Americano que fez primeiro transplante de coração de porco morre dois meses depois David Bennett, a primeira pessoa a receber um transplante de coração de um porco, morreu dois meses após o experimento inovador, anunciou o hospital que realizou a cirurgia.

Bennett, 57, morreu na terça-feira (08) em um hospital em Maryland, nos Estados Unidos, e os médicos deram uma causa exata da morte.

Em um comunicado na quarta-feira, o hospital disse que sua condição começou a se deteriorar há vários dias, acrescentando que Bennett recebeu “cuidados paliativos compassivos” depois que ficou claro que ele não se recuperaria.

“Estamos devastados com a perda do Sr. Bennett. Ele provou ser um paciente corajoso e nobre que lutou até o fim”, disse Bartley Griffith, que realizou a cirurgia no hospital de Baltimore, em comunicado.

Há décadas médicos procuram usar órgãos de animais para transplantes que salvem vidas. Bennett, um faz-tudo de Hagerstown, Maryland, era candidato a esta nova tentativa apenas porque, de outra forma, enfrentaria a morte certa – inelegível para um transplante de coração humano, acamado e em suporte de vida, e fora de outras opções.

Tentativas anteriores de tais transplantes – ou xenotransplantes – falharam em grande parte porque os corpos dos pacientes rejeitaram rapidamente o órgão animal. Desta vez, os cirurgiões de Maryland usaram um coração de um porco editado por genes. Os cientistas modificaram o animal para remover genes de porco que desencadeiam a rejeição hiper-rápida e adicionar genes humanos para ajudar o corpo a aceitar o órgão.

O filho de Bennett elogiou o hospital por oferecer o experimento de última hora, dizendo que a família esperava que isso ajudasse nos esforços para acabar com a escassez de órgãos.
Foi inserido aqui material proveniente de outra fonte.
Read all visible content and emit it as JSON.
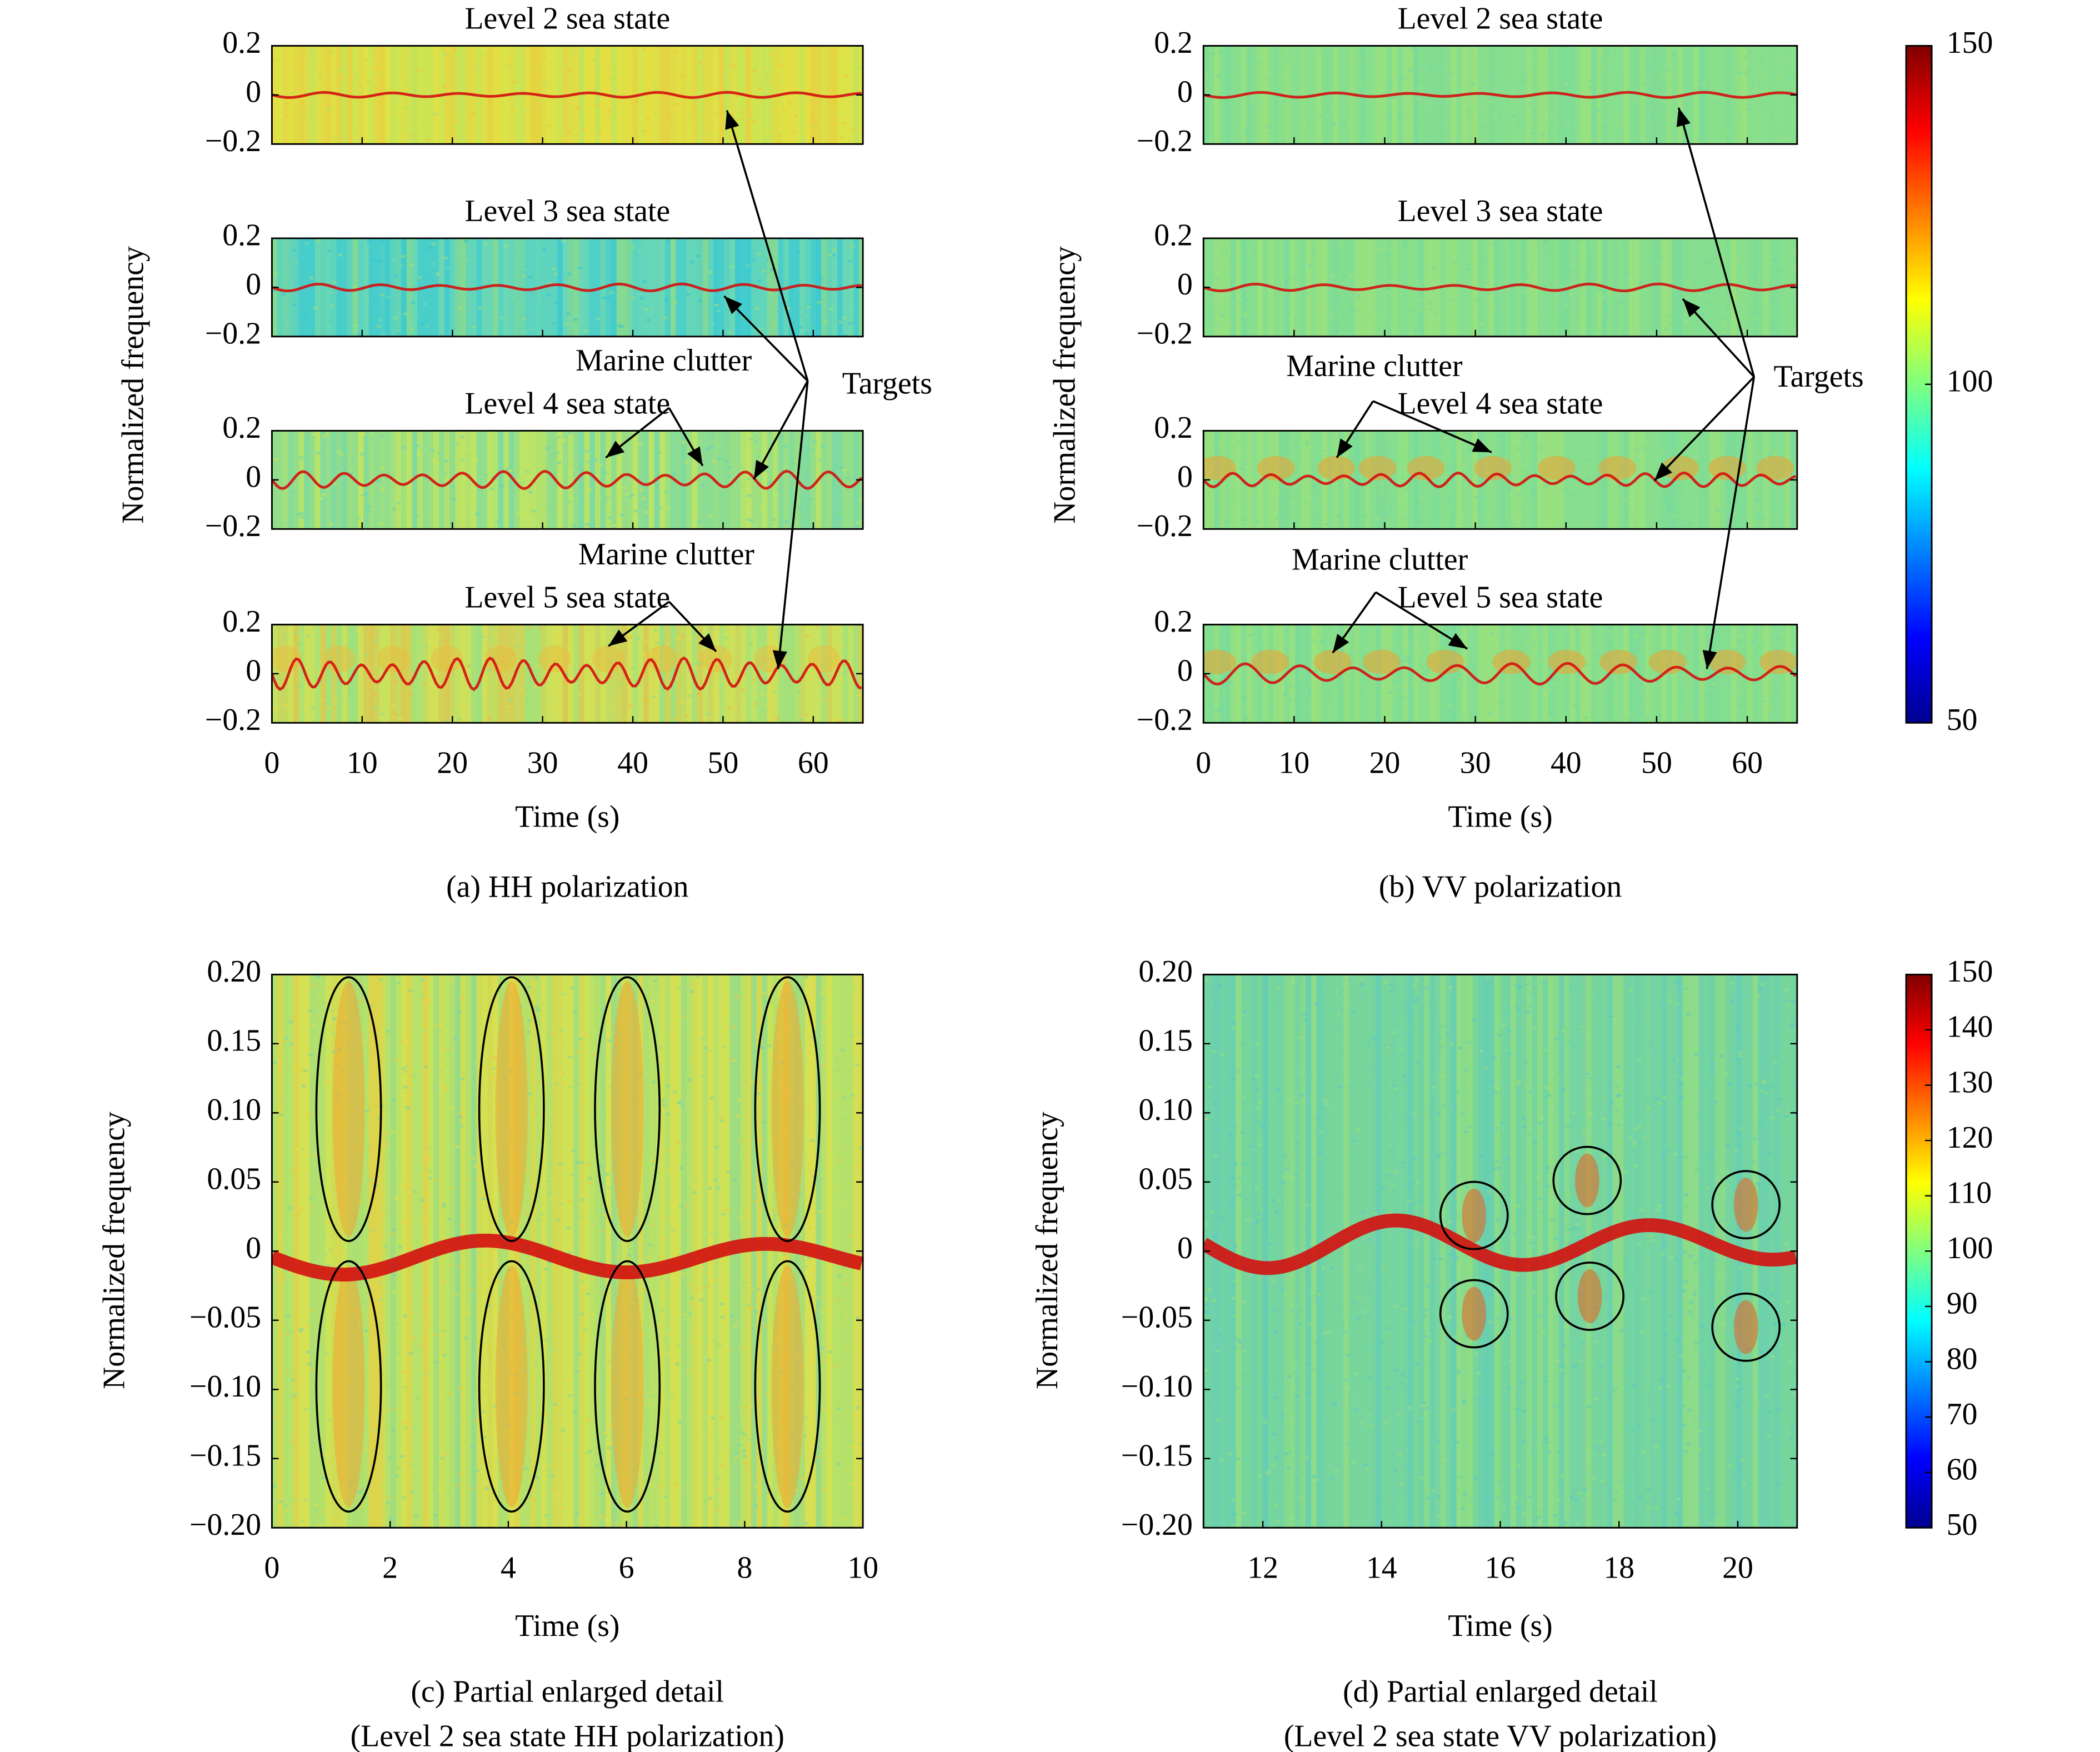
{
  "chart_data": [
    {
      "type": "heatmap-stack",
      "caption": "(a) HH polarization",
      "ylabel": "Normalized frequency",
      "xlabel": "Time (s)",
      "xlim": [
        0,
        65.5
      ],
      "xticks": [
        0,
        10,
        20,
        30,
        40,
        50,
        60
      ],
      "panels": [
        {
          "title": "Level 2 sea state",
          "ylim": [
            -0.2,
            0.2
          ],
          "yticks": [
            0.2,
            0,
            {
              "value": -0.2,
              "label": "−0.2"
            }
          ]
        },
        {
          "title": "Level 3 sea state",
          "ylim": [
            -0.2,
            0.2
          ],
          "yticks": [
            0.2,
            0,
            {
              "value": -0.2,
              "label": "−0.2"
            }
          ]
        },
        {
          "title": "Level 4 sea state",
          "ylim": [
            -0.2,
            0.2
          ],
          "yticks": [
            0.2,
            0,
            {
              "value": -0.2,
              "label": "−0.2"
            }
          ]
        },
        {
          "title": "Level 5 sea state",
          "ylim": [
            -0.2,
            0.2
          ],
          "yticks": [
            0.2,
            0,
            {
              "value": -0.2,
              "label": "−0.2"
            }
          ]
        }
      ],
      "annotations": [
        "Marine clutter",
        "Marine clutter",
        "Targets"
      ]
    },
    {
      "type": "heatmap-stack",
      "caption": "(b) VV polarization",
      "ylabel": "Normalized frequency",
      "xlabel": "Time (s)",
      "xlim": [
        0,
        65.5
      ],
      "xticks": [
        0,
        10,
        20,
        30,
        40,
        50,
        60
      ],
      "panels": [
        {
          "title": "Level 2 sea state",
          "ylim": [
            -0.2,
            0.2
          ],
          "yticks": [
            0.2,
            0,
            {
              "value": -0.2,
              "label": "−0.2"
            }
          ]
        },
        {
          "title": "Level 3 sea state",
          "ylim": [
            -0.2,
            0.2
          ],
          "yticks": [
            0.2,
            0,
            {
              "value": -0.2,
              "label": "−0.2"
            }
          ]
        },
        {
          "title": "Level 4 sea state",
          "ylim": [
            -0.2,
            0.2
          ],
          "yticks": [
            0.2,
            0,
            {
              "value": -0.2,
              "label": "−0.2"
            }
          ]
        },
        {
          "title": "Level 5 sea state",
          "ylim": [
            -0.2,
            0.2
          ],
          "yticks": [
            0.2,
            0,
            {
              "value": -0.2,
              "label": "−0.2"
            }
          ]
        }
      ],
      "annotations": [
        "Marine clutter",
        "Marine clutter",
        "Targets"
      ]
    },
    {
      "type": "heatmap",
      "caption": [
        "(c) Partial enlarged detail",
        "(Level 2 sea state HH polarization)"
      ],
      "ylabel": "Normalized frequency",
      "xlabel": "Time (s)",
      "xlim": [
        0,
        10
      ],
      "xticks": [
        0,
        2,
        4,
        6,
        8,
        10
      ],
      "ylim": [
        -0.2,
        0.2
      ],
      "yticks": [
        {
          "value": 0.2,
          "label": "0.20"
        },
        0.15,
        {
          "value": 0.1,
          "label": "0.10"
        },
        0.05,
        0,
        {
          "value": -0.05,
          "label": "−0.05"
        },
        {
          "value": -0.1,
          "label": "−0.10"
        },
        {
          "value": -0.15,
          "label": "−0.15"
        },
        {
          "value": -0.2,
          "label": "−0.20"
        }
      ]
    },
    {
      "type": "heatmap",
      "caption": [
        "(d) Partial enlarged detail",
        "(Level 2 sea state VV polarization)"
      ],
      "ylabel": "Normalized frequency",
      "xlabel": "Time (s)",
      "xlim": [
        11,
        21
      ],
      "xticks": [
        12,
        14,
        16,
        18,
        20
      ],
      "ylim": [
        -0.2,
        0.2
      ],
      "yticks": [
        {
          "value": 0.2,
          "label": "0.20"
        },
        0.15,
        {
          "value": 0.1,
          "label": "0.10"
        },
        0.05,
        0,
        {
          "value": -0.05,
          "label": "−0.05"
        },
        {
          "value": -0.1,
          "label": "−0.10"
        },
        {
          "value": -0.15,
          "label": "−0.15"
        },
        {
          "value": -0.2,
          "label": "−0.20"
        }
      ]
    }
  ],
  "colorbars": [
    {
      "clim": [
        50,
        150
      ],
      "ticks": [
        50,
        100,
        150
      ]
    },
    {
      "clim": [
        50,
        150
      ],
      "ticks": [
        50,
        60,
        70,
        80,
        90,
        100,
        110,
        120,
        130,
        140,
        150
      ]
    }
  ]
}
“Somos gratos por cada momento inovador, cada sonho maluco, cada noite sem dormir nesse esforço histórico”, disse David Bennett Jr em comunicado divulgado pela Faculdade de Medicina da Universidade de Maryland. “Esperamos que esta história possa ser o começo da esperança e não o fim.”

Após a operação de 7 de janeiro, o coração do porco estava funcionando, e o hospital de Maryland divulgou atualizações periódicas de que Bennett parecia estar se recuperando lentamente. No mês passado, o hospital divulgou um vídeo dele assistindo ao Super Bowl de sua cama de hospital enquanto trabalhava com seu fisioterapeuta. Mas o progresso não durou muito tempo.

Os porcos têm sido usados ​​há muito tempo na medicina humana, incluindo enxertos de pele de porco e implantação de válvulas cardíacas de porco. Mas transplantar órgãos inteiros é muito mais complexo do que usar tecidos altamente processados. Os porcos editados por genes usados ​​nesses experimentos foram fornecidos pela Revivicor, uma subsidiária da United Therapeutics, uma das várias empresas de biotecnologia na corrida para desenvolver órgãos de porco adequados para um possível transplante humano.